Damit macht sich Zuckermann natürlich zur Zielscheibe jener neuen zynischen
Intelligenz, die als »Antideutsche« Linke unsere politische Kultur heimsucht.
Der israelische Historiker und Kolumnist Segev verfolgt in seiner anregenden Geschichte der zionistischen Ideologie die Wandlungen der israelischen
Gesellschaft. Er zeigt dabei nicht nur auf, wie vielfältig »der« Zionismus seit seinen Anfängen war und noch ist. Vor allem geht es ihm
um eine Darstellung des mal mehr, mal weniger latenten Widerspruchs zwischen Zionismus und orthodoxem Judentum. Dies ist für Segev insofern von
zentraler Bedeutung, als er gerade die innerisraelische Entwicklung seit dem Sechs-Tage-Krieg von 1967 als einen »Kulturkampf« zwischen altem
und modernem Zionismus auf der einen und neuer Orthodoxie auf der anderen Seite interpretiert. Israel habe »eine Reise Richtung Judentum
angetreten«, die Segev selbst für verhängnisvoll hält.
Detailliert zeichnet er die gesellschaftliche »Amerikanisierung« Israels nach und
sieht darin das begrüßenswerte Aufkommen eines »Post-Zionismus«, der zwar noch immer an der zionistischen Idee eines
»Groß-Israel« festhalte, aber gerade aus historischer Einsicht und humanitärer Moral den historischen und politischen Kompromiss mit
den Palästinensern, die Zwei-Staaten-Lösung fordere. Dieser aus dem Zionismus erwachsende und noch immer organisch mit ihm verbundene
Postzionismus habe mit zum Oslo-Friedensprozess geführt und sei mit dessen Scheitern vorerst von der israelischen Tagesordnung wieder verschwunden.

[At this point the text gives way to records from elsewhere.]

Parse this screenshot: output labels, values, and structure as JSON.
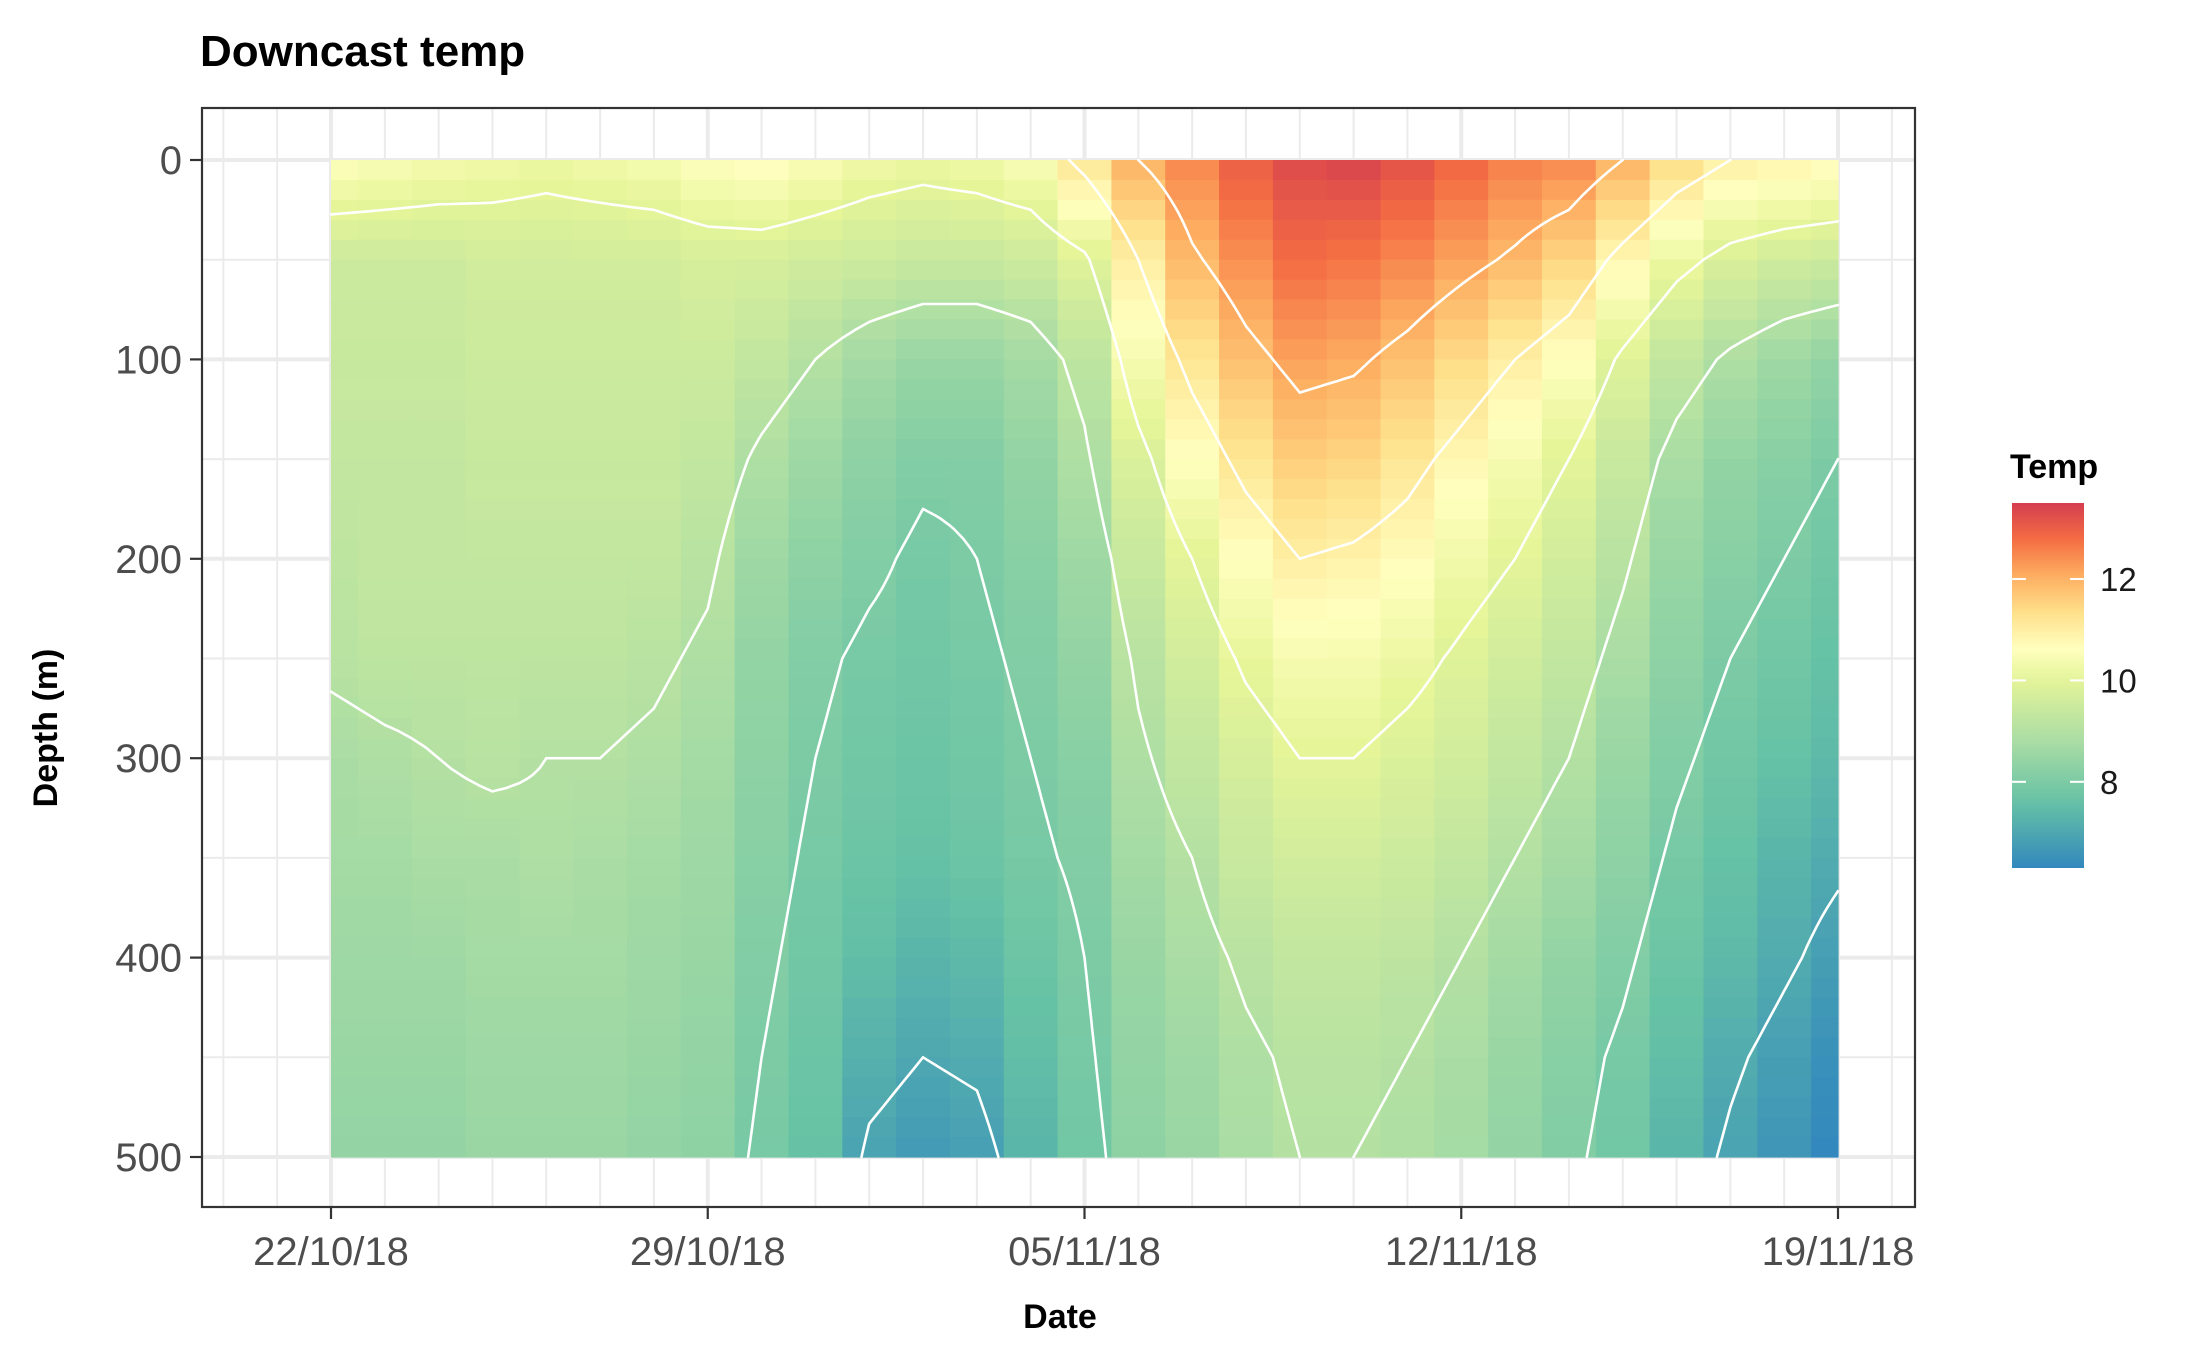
{
  "chart_data": {
    "type": "heatmap",
    "title": "Downcast temp",
    "xlabel": "Date",
    "ylabel": "Depth (m)",
    "x_ticks": [
      "22/10/18",
      "29/10/18",
      "05/11/18",
      "12/11/18",
      "19/11/18"
    ],
    "y_ticks": [
      0,
      100,
      200,
      300,
      400,
      500
    ],
    "y_reversed": true,
    "ylim": [
      0,
      500
    ],
    "grid": true,
    "palette": "Spectral",
    "colors": {
      "low": "#2c7bb6",
      "mid_low": "#8fd07a",
      "mid": "#ffffbf",
      "mid_high": "#fdae61",
      "high": "#d7191c",
      "contour": "#ffffff"
    },
    "legend": {
      "title": "Temp",
      "position": "right",
      "range": [
        6.3,
        13.5
      ],
      "ticks": [
        8,
        10,
        12
      ]
    },
    "dates": [
      "22/10/18",
      "23/10/18",
      "24/10/18",
      "25/10/18",
      "26/10/18",
      "27/10/18",
      "28/10/18",
      "29/10/18",
      "30/10/18",
      "31/10/18",
      "01/11/18",
      "02/11/18",
      "03/11/18",
      "04/11/18",
      "05/11/18",
      "06/11/18",
      "07/11/18",
      "08/11/18",
      "09/11/18",
      "10/11/18",
      "11/11/18",
      "12/11/18",
      "13/11/18",
      "14/11/18",
      "15/11/18",
      "16/11/18",
      "17/11/18",
      "18/11/18",
      "19/11/18"
    ],
    "depths": [
      0,
      50,
      100,
      150,
      200,
      250,
      300,
      350,
      400,
      450,
      500
    ],
    "z": [
      [
        10.6,
        9.5,
        9.4,
        9.3,
        9.2,
        9.1,
        8.8,
        8.7,
        8.6,
        8.5,
        8.4
      ],
      [
        10.5,
        9.5,
        9.4,
        9.3,
        9.3,
        9.2,
        8.9,
        8.7,
        8.6,
        8.5,
        8.4
      ],
      [
        10.4,
        9.5,
        9.4,
        9.3,
        9.3,
        9.2,
        9.0,
        8.8,
        8.6,
        8.5,
        8.4
      ],
      [
        10.3,
        9.6,
        9.5,
        9.4,
        9.3,
        9.2,
        9.1,
        8.8,
        8.7,
        8.6,
        8.5
      ],
      [
        10.2,
        9.6,
        9.5,
        9.4,
        9.3,
        9.2,
        9.0,
        8.9,
        8.7,
        8.6,
        8.5
      ],
      [
        10.3,
        9.6,
        9.5,
        9.4,
        9.3,
        9.2,
        9.0,
        8.8,
        8.7,
        8.6,
        8.5
      ],
      [
        10.4,
        9.6,
        9.5,
        9.4,
        9.3,
        9.1,
        8.9,
        8.7,
        8.6,
        8.5,
        8.4
      ],
      [
        10.6,
        9.7,
        9.5,
        9.3,
        9.1,
        8.9,
        8.7,
        8.6,
        8.5,
        8.4,
        8.3
      ],
      [
        10.7,
        9.7,
        9.3,
        8.9,
        8.6,
        8.4,
        8.3,
        8.2,
        8.1,
        8.0,
        7.9
      ],
      [
        10.5,
        9.6,
        9.0,
        8.6,
        8.3,
        8.1,
        8.0,
        7.9,
        7.8,
        7.7,
        7.6
      ],
      [
        10.3,
        9.5,
        8.7,
        8.3,
        8.1,
        7.9,
        7.8,
        7.7,
        7.5,
        7.2,
        6.9
      ],
      [
        10.2,
        9.4,
        8.5,
        8.1,
        7.9,
        7.8,
        7.7,
        7.6,
        7.3,
        7.0,
        6.7
      ],
      [
        10.3,
        9.4,
        8.5,
        8.1,
        8.0,
        7.9,
        7.8,
        7.7,
        7.4,
        7.1,
        6.8
      ],
      [
        10.5,
        9.5,
        8.7,
        8.4,
        8.2,
        8.1,
        8.0,
        7.9,
        7.7,
        7.5,
        7.3
      ],
      [
        11.2,
        9.9,
        9.2,
        8.9,
        8.6,
        8.4,
        8.2,
        8.1,
        8.0,
        7.9,
        7.8
      ],
      [
        12.0,
        11.0,
        10.4,
        9.8,
        9.4,
        9.1,
        8.9,
        8.7,
        8.5,
        8.4,
        8.3
      ],
      [
        12.5,
        11.9,
        11.2,
        10.6,
        10.0,
        9.6,
        9.3,
        9.0,
        8.8,
        8.6,
        8.5
      ],
      [
        13.0,
        12.4,
        11.8,
        11.2,
        10.6,
        10.1,
        9.7,
        9.4,
        9.1,
        8.9,
        8.8
      ],
      [
        13.3,
        12.8,
        12.2,
        11.6,
        11.0,
        10.4,
        10.0,
        9.6,
        9.3,
        9.1,
        9.0
      ],
      [
        13.4,
        12.7,
        12.1,
        11.5,
        10.9,
        10.4,
        10.0,
        9.6,
        9.3,
        9.1,
        9.0
      ],
      [
        13.2,
        12.5,
        11.8,
        11.2,
        10.7,
        10.2,
        9.8,
        9.5,
        9.2,
        9.0,
        8.9
      ],
      [
        12.9,
        12.2,
        11.4,
        10.8,
        10.3,
        9.9,
        9.6,
        9.3,
        9.0,
        8.8,
        8.7
      ],
      [
        12.6,
        11.9,
        11.0,
        10.4,
        10.0,
        9.6,
        9.3,
        9.0,
        8.7,
        8.5,
        8.4
      ],
      [
        12.5,
        11.5,
        10.6,
        10.0,
        9.6,
        9.3,
        9.0,
        8.7,
        8.4,
        8.2,
        8.1
      ],
      [
        12.0,
        10.8,
        9.9,
        9.4,
        9.1,
        8.8,
        8.5,
        8.3,
        8.1,
        7.9,
        7.8
      ],
      [
        11.4,
        10.2,
        9.3,
        8.8,
        8.5,
        8.3,
        8.1,
        7.9,
        7.7,
        7.5,
        7.3
      ],
      [
        11.0,
        9.8,
        8.9,
        8.4,
        8.2,
        8.0,
        7.8,
        7.6,
        7.4,
        7.1,
        6.9
      ],
      [
        10.9,
        9.6,
        8.6,
        8.2,
        8.0,
        7.8,
        7.6,
        7.3,
        7.1,
        6.8,
        6.6
      ],
      [
        10.8,
        9.5,
        8.4,
        8.0,
        7.8,
        7.6,
        7.4,
        7.1,
        6.8,
        6.5,
        6.3
      ]
    ],
    "contour_levels": [
      7,
      8,
      9,
      10,
      11,
      12
    ]
  }
}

So spannend die These eines möglichen postzionistischen Zionismus auch ist, sie kann
bedenkliche apologetische Züge nicht verbergen. Zum einen verbirgt sich hinter der Affirmation der »Amerikanisierung« eine Apologie
neoliberaler »Normalität«. Und zum anderen verbleibt Segev an der zionistischen Oberfläche, wenn er die Verantwortung für die
Rückkehr Israels in den Schoß des alten jüdischen Zionismus (gerade hier wird auch er wieder begrifflich unscharf) dem
palästinensischen Terror zuweist. Anders Zuckermann: Er betont die Verantwortung der israelischen Besatzung und polemisiert gegen den
Normalisierungsdiskurs.
Zuckermann und Segev treffen sich in ihrer Sympathie für den historischen Zionismus
und dem Bewusstsein, dass es gerade dieses zionistisch-jüdische Selbstverständnis ist, das Israels Weg in den nahöstlichen Frieden blockiert.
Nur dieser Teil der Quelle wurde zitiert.